Yes, but Edwards used his family for political gain while campaigning, as much as if he had bragged about nonexistent military service or legislative record. 

His stated or implied “Trust me” on the campaign trail has been falsified, and he has contributed to public cynicism.

Families are routinely and to varying degrees brought into play by vote-seekers.  In Oak Park, on the other hand, ten or so years ago, a white candidate for the high school board left it generally unknown that he had a black wife, when that might have been a factor in a race in which he went against the black-preferential grain and was once shushed by a black candidate for daring to speak of being color-blind.

She herself was a genuine charmer who nonetheless embraced the liberal black-preferential line.  They both lost in a 12–person race, for what it’s worth, to better qualified people — all of them white as I recall, but to be honest, I’m not sure.

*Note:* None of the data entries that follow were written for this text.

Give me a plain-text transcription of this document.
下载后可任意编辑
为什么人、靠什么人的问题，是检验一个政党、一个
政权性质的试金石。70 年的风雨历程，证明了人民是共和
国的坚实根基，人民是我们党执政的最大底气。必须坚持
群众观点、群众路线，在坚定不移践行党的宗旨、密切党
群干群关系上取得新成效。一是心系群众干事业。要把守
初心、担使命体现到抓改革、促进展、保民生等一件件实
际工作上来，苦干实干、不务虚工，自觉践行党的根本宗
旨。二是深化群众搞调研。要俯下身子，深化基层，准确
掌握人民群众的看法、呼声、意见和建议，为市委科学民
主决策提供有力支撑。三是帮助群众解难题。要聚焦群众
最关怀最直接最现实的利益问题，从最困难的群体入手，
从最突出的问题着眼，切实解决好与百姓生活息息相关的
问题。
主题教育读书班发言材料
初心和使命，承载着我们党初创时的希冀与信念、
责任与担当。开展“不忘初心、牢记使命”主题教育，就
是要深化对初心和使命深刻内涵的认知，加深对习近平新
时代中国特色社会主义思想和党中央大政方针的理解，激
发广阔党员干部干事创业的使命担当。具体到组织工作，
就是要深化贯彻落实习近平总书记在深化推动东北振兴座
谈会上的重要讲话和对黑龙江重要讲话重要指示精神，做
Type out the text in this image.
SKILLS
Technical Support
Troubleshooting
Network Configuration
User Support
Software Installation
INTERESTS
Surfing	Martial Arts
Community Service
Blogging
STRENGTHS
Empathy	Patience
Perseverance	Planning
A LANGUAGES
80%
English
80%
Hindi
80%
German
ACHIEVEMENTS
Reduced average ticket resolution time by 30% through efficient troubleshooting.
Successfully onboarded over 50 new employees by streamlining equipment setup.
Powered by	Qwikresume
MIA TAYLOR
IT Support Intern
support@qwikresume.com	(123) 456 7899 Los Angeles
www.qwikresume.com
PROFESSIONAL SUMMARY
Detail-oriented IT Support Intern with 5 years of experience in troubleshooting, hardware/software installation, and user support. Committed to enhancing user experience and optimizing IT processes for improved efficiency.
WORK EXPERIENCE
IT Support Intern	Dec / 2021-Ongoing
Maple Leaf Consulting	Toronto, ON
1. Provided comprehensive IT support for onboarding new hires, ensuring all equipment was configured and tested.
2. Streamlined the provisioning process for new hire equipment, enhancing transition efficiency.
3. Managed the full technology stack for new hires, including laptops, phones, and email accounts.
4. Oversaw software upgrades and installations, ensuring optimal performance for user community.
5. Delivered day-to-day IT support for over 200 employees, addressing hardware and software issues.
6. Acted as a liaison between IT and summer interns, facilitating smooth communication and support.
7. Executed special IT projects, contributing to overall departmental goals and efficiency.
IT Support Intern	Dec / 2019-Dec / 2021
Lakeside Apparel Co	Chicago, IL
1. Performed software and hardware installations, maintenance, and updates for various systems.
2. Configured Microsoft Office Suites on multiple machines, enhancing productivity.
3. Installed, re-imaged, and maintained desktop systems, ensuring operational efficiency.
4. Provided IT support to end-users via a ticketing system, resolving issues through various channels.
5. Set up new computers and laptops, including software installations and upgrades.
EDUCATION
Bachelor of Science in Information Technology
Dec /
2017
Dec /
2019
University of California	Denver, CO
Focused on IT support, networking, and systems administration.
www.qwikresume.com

Later: Let us add this to the mix, from Instapundit:

SO NOW THAT WE KNOW THAT THE PRESS COVERED FOR EDWARDS — just as, pre-invasion, they covered for Saddam — that raises a question: What else are they not telling us for fear it will hurt the Democrats’ prospects?

Yet more, from an indignant former supporter:

[The Edwardses] made a conscious decision to make their relationship a focus throughout the campaign. That emotional goodwill you feel for them? They not only let you feel, they took actions and made statements specifically so you would feel it.